Chairman and CEO David Daberko said consumer lending, particularly mortgage and home equity loans, contributed to a strong quarter. Average portfolio loans were up 8 percent over first quarter 2002.

Commercial loan activity in general remained sluggish. Average core deposits, excluding mortgage banking escrow balances, were up 9 percent in the first quarter.

Non-interest expense was $1 billion for the quarter and included severance and related costs amounting to about $71 million incurred as the result of cost cutting initiatives, such as a voluntary early retirement program and job eliminations across various business units.

At March 31 total assets were $117.5 billion, and stockholders’ equity was $8.6 billion. Total deposits were nearly $66 billion, including core deposits of $58 billion.

Founders Financial Corp., the holding company for Founders Trust Personal Bank, posted record earnings of $621,081 for the first quarter of 2003, up 40 percent from earnings of $442,188 in the first quarter of 2002.

Total assets now exceed $200 million, compared with $155 million one year ago. The corporation’s first quarter earnings per share ended at 90 cents vs. 65 cents for the year-ago quarter.

Total deposits grew 36 percent, and portfolio loans increased 17 percent over the same quarter last year. Return on shareholder equity for the first quarter was 19.5 percent.

Adtegrity.com (Pink Sheets: ADTY) posted a net profit of $36,620 on total net revenues of $1.06 million for the first quarter ended March 31, compared with a net loss of $125,115 on total net revenues of $615,450 for the same period last year.

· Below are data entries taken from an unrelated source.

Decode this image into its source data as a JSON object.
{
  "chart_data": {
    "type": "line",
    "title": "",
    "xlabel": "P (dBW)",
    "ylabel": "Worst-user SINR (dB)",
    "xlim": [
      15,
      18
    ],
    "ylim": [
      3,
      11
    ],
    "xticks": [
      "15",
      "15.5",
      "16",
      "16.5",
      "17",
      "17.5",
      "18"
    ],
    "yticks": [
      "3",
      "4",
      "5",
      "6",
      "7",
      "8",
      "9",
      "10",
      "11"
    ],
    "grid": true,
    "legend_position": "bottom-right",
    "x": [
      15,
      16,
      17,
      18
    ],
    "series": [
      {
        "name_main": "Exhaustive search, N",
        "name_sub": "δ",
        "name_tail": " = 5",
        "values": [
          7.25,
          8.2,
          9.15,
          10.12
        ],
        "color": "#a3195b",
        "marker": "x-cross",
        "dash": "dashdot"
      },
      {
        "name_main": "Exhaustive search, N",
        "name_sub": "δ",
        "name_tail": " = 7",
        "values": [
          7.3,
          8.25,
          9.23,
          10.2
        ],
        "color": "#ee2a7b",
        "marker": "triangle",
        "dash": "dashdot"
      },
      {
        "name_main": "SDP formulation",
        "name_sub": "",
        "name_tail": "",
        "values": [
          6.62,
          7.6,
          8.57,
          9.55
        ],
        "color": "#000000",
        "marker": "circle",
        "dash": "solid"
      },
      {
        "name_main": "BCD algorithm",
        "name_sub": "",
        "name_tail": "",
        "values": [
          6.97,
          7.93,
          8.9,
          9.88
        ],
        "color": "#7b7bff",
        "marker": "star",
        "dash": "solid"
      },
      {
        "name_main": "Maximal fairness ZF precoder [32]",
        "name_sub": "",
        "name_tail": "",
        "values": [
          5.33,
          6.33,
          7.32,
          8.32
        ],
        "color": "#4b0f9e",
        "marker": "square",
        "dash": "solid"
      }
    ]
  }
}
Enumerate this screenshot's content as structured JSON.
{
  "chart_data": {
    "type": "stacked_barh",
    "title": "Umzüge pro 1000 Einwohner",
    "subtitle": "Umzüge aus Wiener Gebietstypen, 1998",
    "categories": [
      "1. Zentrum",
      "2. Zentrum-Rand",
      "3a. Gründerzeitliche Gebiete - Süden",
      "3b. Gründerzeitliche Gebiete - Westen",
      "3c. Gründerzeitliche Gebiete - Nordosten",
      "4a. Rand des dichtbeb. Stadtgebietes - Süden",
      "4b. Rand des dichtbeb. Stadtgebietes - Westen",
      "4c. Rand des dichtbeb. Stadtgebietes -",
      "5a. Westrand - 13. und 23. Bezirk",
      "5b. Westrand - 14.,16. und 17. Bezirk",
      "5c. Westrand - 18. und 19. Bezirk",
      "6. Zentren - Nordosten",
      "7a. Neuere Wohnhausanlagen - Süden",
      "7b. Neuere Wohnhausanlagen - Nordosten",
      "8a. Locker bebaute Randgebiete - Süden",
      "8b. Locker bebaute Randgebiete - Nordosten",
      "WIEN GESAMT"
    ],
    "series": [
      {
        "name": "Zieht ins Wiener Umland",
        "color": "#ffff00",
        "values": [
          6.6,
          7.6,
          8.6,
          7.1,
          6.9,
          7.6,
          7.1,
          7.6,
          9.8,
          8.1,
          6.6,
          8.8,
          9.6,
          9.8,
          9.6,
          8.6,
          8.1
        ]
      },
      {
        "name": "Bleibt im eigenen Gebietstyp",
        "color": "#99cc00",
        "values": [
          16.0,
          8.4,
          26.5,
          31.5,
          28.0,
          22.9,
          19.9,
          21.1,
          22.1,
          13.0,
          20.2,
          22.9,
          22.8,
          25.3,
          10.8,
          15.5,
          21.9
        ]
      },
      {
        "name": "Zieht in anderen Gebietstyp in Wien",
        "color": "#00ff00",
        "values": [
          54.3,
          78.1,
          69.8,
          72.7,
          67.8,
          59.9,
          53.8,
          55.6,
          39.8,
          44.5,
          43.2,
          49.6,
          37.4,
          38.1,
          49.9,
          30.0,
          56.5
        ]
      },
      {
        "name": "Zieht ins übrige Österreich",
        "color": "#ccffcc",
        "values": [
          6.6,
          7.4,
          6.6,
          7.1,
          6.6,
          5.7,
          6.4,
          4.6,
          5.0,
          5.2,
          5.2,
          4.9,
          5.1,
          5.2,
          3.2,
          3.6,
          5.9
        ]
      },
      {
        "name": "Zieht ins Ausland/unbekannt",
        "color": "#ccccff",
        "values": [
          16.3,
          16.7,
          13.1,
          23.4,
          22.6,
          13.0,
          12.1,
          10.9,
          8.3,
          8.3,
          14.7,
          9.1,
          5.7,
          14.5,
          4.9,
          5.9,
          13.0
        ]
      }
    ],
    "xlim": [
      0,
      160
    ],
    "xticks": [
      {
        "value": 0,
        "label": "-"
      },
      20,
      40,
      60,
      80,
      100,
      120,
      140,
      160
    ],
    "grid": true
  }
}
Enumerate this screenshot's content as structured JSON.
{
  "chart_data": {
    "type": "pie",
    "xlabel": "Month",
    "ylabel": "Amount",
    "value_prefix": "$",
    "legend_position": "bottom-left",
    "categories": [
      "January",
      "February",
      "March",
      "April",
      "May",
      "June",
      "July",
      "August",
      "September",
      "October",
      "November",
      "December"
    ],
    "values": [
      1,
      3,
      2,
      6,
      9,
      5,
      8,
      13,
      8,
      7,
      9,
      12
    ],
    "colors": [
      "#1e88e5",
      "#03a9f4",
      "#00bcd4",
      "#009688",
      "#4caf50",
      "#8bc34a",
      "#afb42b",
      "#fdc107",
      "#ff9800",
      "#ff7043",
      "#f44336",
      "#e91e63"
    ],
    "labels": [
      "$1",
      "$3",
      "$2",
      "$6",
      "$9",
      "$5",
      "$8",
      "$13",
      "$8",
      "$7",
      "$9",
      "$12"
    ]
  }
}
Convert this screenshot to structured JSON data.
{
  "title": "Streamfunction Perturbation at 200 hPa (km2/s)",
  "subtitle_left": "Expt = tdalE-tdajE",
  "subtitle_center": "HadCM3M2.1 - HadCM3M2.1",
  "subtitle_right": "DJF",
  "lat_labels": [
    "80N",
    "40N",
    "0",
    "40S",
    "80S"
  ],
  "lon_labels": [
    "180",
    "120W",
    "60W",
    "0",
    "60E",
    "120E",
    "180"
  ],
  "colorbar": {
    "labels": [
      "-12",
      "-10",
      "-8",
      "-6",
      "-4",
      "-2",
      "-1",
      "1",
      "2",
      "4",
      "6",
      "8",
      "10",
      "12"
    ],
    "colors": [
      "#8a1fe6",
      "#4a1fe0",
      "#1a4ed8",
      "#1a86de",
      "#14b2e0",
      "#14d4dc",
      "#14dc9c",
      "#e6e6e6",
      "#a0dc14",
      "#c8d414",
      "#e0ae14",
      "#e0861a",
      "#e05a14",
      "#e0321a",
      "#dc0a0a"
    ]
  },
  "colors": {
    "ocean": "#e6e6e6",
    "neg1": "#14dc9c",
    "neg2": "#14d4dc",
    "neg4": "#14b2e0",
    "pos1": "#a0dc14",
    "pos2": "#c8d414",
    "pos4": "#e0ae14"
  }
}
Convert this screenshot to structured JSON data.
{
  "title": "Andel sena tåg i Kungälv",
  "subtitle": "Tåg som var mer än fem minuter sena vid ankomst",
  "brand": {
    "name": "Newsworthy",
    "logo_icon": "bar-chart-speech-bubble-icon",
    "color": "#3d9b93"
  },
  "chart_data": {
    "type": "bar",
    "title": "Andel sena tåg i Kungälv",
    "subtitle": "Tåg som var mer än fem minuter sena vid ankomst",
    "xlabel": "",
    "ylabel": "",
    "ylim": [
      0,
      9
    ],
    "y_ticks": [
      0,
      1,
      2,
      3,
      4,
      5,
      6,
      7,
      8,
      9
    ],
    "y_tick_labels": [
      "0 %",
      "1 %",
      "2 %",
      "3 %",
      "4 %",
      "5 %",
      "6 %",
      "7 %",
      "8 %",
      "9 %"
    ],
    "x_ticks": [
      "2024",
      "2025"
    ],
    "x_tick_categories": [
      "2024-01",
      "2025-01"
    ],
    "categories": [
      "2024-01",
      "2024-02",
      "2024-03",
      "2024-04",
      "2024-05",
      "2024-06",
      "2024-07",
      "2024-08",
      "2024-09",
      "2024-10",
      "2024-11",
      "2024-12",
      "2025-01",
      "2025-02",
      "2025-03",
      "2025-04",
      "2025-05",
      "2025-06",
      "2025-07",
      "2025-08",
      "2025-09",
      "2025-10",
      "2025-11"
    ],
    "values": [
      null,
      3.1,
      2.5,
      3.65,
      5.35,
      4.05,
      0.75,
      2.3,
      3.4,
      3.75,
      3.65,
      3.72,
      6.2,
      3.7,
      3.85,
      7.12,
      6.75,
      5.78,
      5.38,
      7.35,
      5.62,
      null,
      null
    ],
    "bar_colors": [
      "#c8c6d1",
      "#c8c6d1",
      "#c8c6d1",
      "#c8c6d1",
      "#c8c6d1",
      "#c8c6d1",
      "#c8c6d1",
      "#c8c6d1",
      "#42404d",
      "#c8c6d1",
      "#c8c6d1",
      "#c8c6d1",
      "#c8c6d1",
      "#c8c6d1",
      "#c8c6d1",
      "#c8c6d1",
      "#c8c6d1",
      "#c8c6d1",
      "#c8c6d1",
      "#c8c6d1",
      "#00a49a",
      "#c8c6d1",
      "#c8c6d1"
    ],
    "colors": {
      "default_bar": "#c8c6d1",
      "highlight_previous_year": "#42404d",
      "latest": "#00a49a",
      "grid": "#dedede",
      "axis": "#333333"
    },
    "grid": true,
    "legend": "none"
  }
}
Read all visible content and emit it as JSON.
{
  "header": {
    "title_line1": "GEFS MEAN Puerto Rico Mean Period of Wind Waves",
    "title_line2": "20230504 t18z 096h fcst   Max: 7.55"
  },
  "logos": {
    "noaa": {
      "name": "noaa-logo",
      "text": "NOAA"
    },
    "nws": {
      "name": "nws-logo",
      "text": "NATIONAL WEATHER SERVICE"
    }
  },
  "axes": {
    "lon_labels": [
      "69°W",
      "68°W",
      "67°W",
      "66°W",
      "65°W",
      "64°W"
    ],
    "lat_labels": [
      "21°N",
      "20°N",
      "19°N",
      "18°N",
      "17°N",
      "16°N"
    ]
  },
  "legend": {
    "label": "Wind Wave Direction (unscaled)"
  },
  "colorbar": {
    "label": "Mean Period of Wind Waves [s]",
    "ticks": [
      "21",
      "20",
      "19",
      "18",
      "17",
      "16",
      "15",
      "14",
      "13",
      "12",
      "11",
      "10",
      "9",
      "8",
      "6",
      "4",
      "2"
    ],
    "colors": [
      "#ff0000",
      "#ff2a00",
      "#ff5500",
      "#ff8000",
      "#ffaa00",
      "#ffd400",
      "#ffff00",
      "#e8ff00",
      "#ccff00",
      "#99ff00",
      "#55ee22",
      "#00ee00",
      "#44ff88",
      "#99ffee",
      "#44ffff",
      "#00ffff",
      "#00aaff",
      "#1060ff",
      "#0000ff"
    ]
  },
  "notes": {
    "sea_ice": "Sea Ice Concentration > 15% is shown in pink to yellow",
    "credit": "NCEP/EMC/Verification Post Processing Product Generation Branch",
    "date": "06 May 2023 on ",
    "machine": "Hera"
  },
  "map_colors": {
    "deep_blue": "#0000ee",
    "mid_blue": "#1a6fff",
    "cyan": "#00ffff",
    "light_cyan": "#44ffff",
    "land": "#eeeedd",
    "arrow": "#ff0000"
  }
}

The company attributed the 72 percent jump in revenues to increased rates for its network inventory, as well as a gradual improvement in activity across the online advertising industry. The just-passed quarter marked the company’s third consecutive period of profitability.

President and CEO Scott Brew said Adtegrity.com has begun new, focused sales efforts on the West Coast and will be aggressively cultivating other major markets in the months ahead.